His players were loose, but in a bad, unproductive way, and
not listening to their manager. Williams knew he needed to change
the established shape of the manager-player relationship in a way
that asserted his dominance, but not in some hysterical Captain
Queeg out-of-context rant. Fate handed him an opportunity right
that minute in Milwaukee.

The players got off the plane an boarded their bus. A flight
attendant from the plane came running out to the bus, jumped on
it and explained that someone had stolen a megaphone from the
plane at they had to return it. “I sucked in my breath,”
Williams said, “It was time to stop staring in awe at my
Athletics and start shoving them.”

He stood up in the aisle and announced he was going to stand
there until they coughed up megaphone. Silence, jostling and
nudging, snickers. He turned red.

“I don’t know if you guys know this, but we aren’t
exactly burning up the damn league”. More silence, more

“I know some of you think you can be assholes…well I
can be the biggest asshole of them all. And if you have a problem
with that, just call Charlie…but he ain’t her now and I
am, and you’d better learn to live with-”

Clunk. The megaphone had been returned.

It turned out it was ace pitcher Catfish Hunter who’d
stolen the megaphone. “I knew and the team knew but I never
did anything about it. As it turned out, I should have given him
a bonus for feeding me the slow curve that enabled this team to
feel my swing.”

“I was never told how they reacted to it, but then I didn’t
need to be told, I saw. We won 12 of our next 13 games. Six days
after my meltdown we went into first place and were never caught.”

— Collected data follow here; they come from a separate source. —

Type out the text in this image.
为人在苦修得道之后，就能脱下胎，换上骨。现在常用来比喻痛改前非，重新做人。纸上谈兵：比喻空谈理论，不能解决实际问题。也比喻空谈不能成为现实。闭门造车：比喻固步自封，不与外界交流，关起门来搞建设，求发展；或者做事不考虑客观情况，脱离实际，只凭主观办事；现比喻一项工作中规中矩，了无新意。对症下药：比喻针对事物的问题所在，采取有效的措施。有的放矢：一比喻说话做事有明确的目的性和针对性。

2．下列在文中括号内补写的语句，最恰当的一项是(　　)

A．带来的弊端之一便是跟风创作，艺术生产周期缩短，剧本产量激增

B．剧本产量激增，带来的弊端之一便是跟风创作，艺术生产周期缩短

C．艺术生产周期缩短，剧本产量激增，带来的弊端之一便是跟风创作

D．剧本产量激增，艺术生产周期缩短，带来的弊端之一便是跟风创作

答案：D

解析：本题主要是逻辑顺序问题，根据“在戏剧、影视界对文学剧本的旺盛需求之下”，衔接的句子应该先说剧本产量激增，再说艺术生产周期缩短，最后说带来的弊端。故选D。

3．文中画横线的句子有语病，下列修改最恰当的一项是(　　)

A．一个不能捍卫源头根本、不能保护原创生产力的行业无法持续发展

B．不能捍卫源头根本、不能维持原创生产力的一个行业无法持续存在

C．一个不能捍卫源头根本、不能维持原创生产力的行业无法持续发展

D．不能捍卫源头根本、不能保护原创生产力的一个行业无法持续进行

Beyond baseball sometimes (rarely) a tantrum is just what’s
needed for a relatively-new manager to cement his authority.
Usually it’s something else. But you have to wait for the
right opportunity, because if it’s too out of context or
feels staged, it will actually degrade your authority.

My wife works in an organization that has an affirmative
action program for hiring older people who had been career
military. A few men who came in this way got into positions of
hiring power and started hiring a lot more retired military men
until the organization had a strong strain of this particular
style of management. It's a style that doesn't work well in most
non-military settings.

The ones that succeeded in the new role were the ones who
established early on that their management style was different.
They did this by demonstrating an almost over-the-top "warm
fuzziness", very explicitly differentiating themselves from
the expected pattern. The ones who failed to set a tone early
were likely to waste time struggling against the reputation of
the retired military archetype.

Set a tone, establish who you are early & clearly. Maybe
you'll be a legendary success like Dick Williams.